Ether Drops Below $2,000, Investors Eye $1,900 Support
Ethereum’s native token, Ether (ETH), has been trading below the $2,000 mark, a level that many traders consider psychologically significant. On March 10, the price of Ether slipped below this range and has since been trading at its lowest value since October 2023. This downward trend has raised concerns among investors about the potential for further losses and the possibility of a market correction.
One of the key questions on investors' minds is whether Ether can recover some of its recent losses or if traders will capitulate if the price falls below $1,900. According to data from a data analytics platform, Ethereum holders have accumulated 3.56 million ETH between $1,900 and $1,843, with an average price of $1,871. This accumulation is valued at approximately $6.65 billion, indicating a strong support level between $1,900 and $1,843. This range could potentially act as a bullish reversal zone, providing a floor for the price of Ether.
However, if Ether drops below $1,843, there is a risk of rising capitulation fears.

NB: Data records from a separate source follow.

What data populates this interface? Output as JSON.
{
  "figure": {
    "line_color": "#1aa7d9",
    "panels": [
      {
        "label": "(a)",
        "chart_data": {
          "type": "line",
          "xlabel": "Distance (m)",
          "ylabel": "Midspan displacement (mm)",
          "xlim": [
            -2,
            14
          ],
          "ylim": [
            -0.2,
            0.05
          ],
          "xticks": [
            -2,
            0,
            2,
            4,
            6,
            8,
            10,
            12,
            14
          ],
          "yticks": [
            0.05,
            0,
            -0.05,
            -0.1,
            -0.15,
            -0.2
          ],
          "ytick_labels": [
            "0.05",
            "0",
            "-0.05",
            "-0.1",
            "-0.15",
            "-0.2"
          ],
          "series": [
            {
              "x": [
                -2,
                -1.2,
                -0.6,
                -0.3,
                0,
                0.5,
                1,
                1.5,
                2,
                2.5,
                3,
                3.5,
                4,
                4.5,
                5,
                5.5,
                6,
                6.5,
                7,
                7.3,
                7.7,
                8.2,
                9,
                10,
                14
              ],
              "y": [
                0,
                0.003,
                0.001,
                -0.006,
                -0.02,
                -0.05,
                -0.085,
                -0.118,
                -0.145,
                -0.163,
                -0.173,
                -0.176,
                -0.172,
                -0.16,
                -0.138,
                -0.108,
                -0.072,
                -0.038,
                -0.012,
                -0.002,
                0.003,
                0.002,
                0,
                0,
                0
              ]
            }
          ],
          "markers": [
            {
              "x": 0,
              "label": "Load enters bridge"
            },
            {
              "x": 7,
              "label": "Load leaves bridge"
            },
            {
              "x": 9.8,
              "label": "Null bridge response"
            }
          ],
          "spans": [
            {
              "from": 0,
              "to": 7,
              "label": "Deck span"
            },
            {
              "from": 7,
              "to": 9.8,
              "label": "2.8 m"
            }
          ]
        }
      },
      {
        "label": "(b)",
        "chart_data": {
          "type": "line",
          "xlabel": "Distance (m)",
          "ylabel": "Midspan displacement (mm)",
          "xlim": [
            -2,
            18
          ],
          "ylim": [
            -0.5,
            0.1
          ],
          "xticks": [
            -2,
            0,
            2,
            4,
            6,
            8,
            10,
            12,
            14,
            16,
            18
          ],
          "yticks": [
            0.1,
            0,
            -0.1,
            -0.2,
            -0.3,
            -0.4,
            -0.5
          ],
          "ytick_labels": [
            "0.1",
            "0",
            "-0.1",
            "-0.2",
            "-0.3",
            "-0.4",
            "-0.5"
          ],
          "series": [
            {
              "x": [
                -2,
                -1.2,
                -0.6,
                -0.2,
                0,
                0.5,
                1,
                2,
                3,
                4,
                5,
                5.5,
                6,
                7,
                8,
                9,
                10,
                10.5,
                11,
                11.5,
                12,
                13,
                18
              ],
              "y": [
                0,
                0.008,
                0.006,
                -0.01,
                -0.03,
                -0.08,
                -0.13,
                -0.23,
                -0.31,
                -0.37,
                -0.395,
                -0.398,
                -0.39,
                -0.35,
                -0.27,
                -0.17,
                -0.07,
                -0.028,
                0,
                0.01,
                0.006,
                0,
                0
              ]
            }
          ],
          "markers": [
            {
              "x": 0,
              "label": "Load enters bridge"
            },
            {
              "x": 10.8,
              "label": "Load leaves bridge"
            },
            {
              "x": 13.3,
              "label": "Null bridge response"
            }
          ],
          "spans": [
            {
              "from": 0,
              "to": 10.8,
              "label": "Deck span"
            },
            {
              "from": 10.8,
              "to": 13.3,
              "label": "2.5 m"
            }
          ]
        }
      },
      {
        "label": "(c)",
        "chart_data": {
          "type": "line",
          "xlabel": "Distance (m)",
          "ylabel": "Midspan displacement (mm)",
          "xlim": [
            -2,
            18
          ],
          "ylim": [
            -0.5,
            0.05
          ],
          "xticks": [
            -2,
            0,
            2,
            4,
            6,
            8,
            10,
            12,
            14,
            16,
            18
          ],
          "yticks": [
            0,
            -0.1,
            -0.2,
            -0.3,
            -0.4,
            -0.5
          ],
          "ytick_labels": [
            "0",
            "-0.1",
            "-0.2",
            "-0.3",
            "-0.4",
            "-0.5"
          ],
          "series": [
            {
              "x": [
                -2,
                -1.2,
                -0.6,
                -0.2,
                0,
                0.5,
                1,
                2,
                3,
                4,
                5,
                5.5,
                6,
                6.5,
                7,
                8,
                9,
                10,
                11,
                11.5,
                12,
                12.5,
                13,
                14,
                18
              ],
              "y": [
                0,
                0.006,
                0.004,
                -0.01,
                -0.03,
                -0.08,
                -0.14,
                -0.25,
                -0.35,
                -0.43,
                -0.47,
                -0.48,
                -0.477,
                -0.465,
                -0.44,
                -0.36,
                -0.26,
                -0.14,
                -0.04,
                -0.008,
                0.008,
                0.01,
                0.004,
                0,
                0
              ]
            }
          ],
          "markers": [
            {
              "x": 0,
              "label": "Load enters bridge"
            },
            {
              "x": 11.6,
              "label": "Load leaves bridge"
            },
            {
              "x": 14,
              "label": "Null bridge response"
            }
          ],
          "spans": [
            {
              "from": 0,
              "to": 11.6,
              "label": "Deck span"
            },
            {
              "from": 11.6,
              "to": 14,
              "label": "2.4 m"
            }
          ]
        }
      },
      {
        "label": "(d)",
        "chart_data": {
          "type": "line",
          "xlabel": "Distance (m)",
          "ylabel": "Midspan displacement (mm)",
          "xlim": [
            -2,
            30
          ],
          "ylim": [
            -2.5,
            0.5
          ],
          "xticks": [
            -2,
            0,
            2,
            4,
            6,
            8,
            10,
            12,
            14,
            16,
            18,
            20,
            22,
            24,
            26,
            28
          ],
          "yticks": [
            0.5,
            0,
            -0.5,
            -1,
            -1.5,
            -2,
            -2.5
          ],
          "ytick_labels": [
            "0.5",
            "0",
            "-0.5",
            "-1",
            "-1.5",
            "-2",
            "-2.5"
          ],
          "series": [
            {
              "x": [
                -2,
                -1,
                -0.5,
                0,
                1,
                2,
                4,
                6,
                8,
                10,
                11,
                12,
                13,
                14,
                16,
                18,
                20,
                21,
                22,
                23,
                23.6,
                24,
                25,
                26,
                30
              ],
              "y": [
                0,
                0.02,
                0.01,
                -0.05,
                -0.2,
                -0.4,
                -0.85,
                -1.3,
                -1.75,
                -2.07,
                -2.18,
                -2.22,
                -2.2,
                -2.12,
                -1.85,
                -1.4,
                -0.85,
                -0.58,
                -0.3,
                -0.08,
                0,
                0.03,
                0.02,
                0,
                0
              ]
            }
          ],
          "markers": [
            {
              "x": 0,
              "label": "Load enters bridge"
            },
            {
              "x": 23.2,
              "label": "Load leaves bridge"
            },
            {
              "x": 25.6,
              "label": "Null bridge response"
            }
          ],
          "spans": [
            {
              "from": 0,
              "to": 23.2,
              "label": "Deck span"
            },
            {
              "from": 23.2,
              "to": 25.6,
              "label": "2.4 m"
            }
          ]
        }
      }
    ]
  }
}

Capitulation occurs when investors panic and sell their positions at a loss during a sharp market correction. If Ether consolidates below $1,843 for an extended period, the likelihood of a deeper correction increases significantly. Below this level, the size and volume of ETH accumulation are significantly lower, underscoring the importance of the $1,900 to $1,843 support range.
Additionally, the percentage of Ethereum addresses in profit has dropped to its lowest level since the start of the decade, at just under 46%. Historically, a low percentage of profitable addresses has indicated a price bottom for Ethereum. Given the high accumulation of ETH and the fewer profitable addresses, these factors may act as bullish signals, suggesting that the likelihood of Ethereum consolidating below $1,843 in the long term is decreasing.
Hitesh Malviya, the founder of DYOR crypto, noted that it is not a “great time to be bearish on ETH.” He highlighted the recent rise of real-world assets (RWAs) in the industry, with a significant increase in growth over the past 30 days and an 850% yearly increase. Ethereum and ZKsync have captured more than 80% of the total market share in this sector, indicating strong demand and potential for future growth.
The current market sentiment for Ether, as indicated by the long/short ratio, suggests a neutral market. This ratio evaluates the proportion of futures traders betting for price increases (long) versus decreases (shorts). According to a crypto data analysis website, the largest investors are more inclined toward taking long positions, while smaller investors are in the process of deleveraging. Deleveraging means unwinding risky, borrowed positions, which lowers market volatility and interest in leveraged trading.
With the current long/short ratio at 1.3, the market is experiencing low volatility and low interest in leverage, which may leave many traders exhausted and impatient. This cautious sentiment suggests that while there is potential for a recovery, the market is currently in a state of uncertainty and consolidation.